Recently, I ran into some problems with data dependencies and garbage collection in my bespoke model classes. Several classes in my model code register as observers of other model classes using either KVO or via NSNotificationCenter.
Although I’m using garbage collection, I was trying to be a good boy by implementing a dispose method on some of these model classes so that they could de-register as observers when they were no longer an active participant of the model.
The problem with this approach is that various Cocoa classes, such as NSUndoManager, don’t easily offer me the opportunity to invoke my dispose method (say for example when the redo queue is cleared by registering a new invocation). There are a few different solutions to the problem. In my case, registering the “activation” and “deactivation” of my model classes (i.e. the adding and removing of themselves as observers) with the NSUndoManager is the one I opted for.
In the course of implementing this code, I played around with using NSObject's finalize method as a way to de-register my observers, rather than inducing the undo manager to invoke my own dispose method. Generally speaking, I try to stay away from finalize methods in garbage collected languages, and Objective-C is no exception. Apple cautions against the madness of using finalize methods for performing any serious work.
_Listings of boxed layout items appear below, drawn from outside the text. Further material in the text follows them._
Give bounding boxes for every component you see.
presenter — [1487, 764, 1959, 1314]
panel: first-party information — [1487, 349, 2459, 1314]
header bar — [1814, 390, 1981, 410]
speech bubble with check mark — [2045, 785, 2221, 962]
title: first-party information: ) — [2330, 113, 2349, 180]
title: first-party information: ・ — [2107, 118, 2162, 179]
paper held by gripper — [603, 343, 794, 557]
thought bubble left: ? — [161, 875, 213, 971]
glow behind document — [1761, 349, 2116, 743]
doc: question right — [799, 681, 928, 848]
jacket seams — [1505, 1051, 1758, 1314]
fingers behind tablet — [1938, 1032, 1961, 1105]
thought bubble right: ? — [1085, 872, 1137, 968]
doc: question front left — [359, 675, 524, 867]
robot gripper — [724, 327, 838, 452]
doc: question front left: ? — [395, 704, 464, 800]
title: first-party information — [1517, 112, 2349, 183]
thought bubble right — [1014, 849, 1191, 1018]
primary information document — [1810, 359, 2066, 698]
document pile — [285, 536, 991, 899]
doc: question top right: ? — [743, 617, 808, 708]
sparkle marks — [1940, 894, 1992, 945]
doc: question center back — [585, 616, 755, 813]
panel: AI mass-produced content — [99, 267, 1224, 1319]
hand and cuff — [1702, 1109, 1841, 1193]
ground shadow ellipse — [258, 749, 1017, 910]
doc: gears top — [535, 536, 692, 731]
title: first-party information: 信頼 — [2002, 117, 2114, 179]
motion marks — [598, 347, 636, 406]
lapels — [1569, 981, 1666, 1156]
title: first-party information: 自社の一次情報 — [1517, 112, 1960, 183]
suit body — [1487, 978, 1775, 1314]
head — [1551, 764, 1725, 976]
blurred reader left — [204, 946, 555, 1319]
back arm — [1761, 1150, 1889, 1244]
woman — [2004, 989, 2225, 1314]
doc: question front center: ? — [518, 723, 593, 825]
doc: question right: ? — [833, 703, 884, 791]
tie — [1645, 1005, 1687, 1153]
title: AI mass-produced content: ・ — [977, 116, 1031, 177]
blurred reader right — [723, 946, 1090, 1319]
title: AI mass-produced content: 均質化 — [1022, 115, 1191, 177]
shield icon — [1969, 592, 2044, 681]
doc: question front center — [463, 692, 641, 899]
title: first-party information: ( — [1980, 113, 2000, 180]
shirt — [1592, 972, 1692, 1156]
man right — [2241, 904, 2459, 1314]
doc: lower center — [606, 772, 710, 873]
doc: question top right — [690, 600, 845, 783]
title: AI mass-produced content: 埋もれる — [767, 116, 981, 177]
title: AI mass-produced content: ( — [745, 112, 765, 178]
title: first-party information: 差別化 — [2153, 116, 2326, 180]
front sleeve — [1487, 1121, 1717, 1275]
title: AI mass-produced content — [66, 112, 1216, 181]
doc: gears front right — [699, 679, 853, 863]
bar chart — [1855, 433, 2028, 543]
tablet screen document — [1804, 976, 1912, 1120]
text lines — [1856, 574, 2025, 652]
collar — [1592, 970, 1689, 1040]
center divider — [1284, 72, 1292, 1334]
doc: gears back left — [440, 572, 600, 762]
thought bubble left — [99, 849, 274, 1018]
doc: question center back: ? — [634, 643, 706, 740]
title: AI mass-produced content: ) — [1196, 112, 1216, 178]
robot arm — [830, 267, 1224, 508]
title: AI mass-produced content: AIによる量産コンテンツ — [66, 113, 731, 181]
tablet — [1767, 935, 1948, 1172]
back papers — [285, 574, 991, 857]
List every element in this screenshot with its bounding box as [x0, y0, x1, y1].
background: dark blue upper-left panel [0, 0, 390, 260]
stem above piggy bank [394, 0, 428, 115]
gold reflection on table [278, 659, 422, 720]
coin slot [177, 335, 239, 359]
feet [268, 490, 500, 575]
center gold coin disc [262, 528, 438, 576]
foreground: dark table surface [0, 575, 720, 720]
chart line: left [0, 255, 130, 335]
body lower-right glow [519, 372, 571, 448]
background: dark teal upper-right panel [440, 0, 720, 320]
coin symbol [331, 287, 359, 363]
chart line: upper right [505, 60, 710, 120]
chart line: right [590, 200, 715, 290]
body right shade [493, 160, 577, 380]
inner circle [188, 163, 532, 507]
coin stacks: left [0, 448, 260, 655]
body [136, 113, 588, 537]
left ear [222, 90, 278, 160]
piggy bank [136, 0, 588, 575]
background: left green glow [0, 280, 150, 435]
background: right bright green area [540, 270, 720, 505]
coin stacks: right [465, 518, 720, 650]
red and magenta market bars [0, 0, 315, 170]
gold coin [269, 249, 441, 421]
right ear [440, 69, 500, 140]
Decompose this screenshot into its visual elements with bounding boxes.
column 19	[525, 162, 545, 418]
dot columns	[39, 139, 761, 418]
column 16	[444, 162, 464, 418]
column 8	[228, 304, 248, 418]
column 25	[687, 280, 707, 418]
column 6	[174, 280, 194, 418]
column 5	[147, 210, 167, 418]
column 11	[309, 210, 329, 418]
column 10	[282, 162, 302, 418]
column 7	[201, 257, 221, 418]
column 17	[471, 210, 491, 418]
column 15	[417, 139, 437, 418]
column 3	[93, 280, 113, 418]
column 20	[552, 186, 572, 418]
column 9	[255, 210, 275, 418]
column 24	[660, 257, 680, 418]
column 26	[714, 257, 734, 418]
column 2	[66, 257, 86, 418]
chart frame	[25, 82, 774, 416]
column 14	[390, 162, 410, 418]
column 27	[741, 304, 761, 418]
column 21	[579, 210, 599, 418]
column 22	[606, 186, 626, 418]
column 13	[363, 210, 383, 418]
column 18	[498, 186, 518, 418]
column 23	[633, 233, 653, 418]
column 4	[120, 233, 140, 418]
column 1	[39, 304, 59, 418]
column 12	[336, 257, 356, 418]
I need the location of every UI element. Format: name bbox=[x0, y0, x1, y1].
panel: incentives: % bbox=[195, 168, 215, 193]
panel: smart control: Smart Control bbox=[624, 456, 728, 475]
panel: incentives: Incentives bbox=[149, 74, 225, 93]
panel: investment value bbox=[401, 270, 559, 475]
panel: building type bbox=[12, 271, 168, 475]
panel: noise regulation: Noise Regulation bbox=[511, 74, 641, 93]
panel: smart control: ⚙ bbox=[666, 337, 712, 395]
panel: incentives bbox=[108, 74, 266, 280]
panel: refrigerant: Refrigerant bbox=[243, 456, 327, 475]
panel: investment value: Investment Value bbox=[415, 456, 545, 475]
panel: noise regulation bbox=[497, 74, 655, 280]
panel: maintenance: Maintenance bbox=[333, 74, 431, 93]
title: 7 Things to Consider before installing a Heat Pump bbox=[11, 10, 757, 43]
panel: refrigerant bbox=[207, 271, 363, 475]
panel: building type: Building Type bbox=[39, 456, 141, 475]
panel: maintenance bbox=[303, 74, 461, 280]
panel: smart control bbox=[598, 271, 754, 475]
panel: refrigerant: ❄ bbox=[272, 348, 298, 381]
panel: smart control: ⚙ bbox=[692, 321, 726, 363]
All that said, it got me thinking about where exactly Apple expects objects to de-register their KVO and NSNotificationCenter observers in the general case. The problem with remove observers in finalize methods are several:
- You are forced to introduce a
finalizemethod where you otherwise wouldn’t have to. Not good for performance and can open up a Pandora’s box of non-determinism. - The finalizer’s of objects collected in the same cycle are not guaranteed to run in any particular order. So de-registering object A as an observer of object B in object A’s
finalizemethod might happen after object B is already collected (i.e. when it’s invalid), leading to “Cannot remove an observer … for the key path … from … because it is not registered as an observer.” - The de-registration of observers happens at a non-deterministic time (i.e. whenever the garbage collector gets around to running).
As far as items #1 and #2 are concerned, there is a better way, which is (wait for it…) to do nothing.
From the docs on NSNotificationCenter's addObserver:
“As a convenience, when built with garbage collection, you do not need to remove any garbage collected observer as the system will do it implicitly.”
And as of the November seed of 10.6, this is also now true of KVO. The seed note “Automatic Removal of Finalized Key-Value Observers When Running Garbage-Collected (New since November seed)” describes the following:
“In Mac OS 10.6, explicit removal of observers when they’re finalized is now never necessary. KVO automatically removes observers as they’re collected. Actually, in Mac OS 10.6 all invocations of -[NSObject(NSKeyValueObserverRegistration) removeObserver:forKeyPath:] and -[NSArray(NSKeyValueObserverRegistration) removeObserver:fromObjectsAtIndexes:forKeyPath:] do virtually nothing when either the receiver or the observer is being finalized (so it’s not very bad for performance to leave them there in applications that still have to run on Mac OS 10.5).”
So at least in Snow Leopard after the November seed, you can just let it ride and the system will take care of cleaning up your KVO and NSNotificationCenter registrations.
As for item #3, well it’s either playing games with regularly invoking NSGarbageCollector's collectExhastively or implementing a dispose pattern.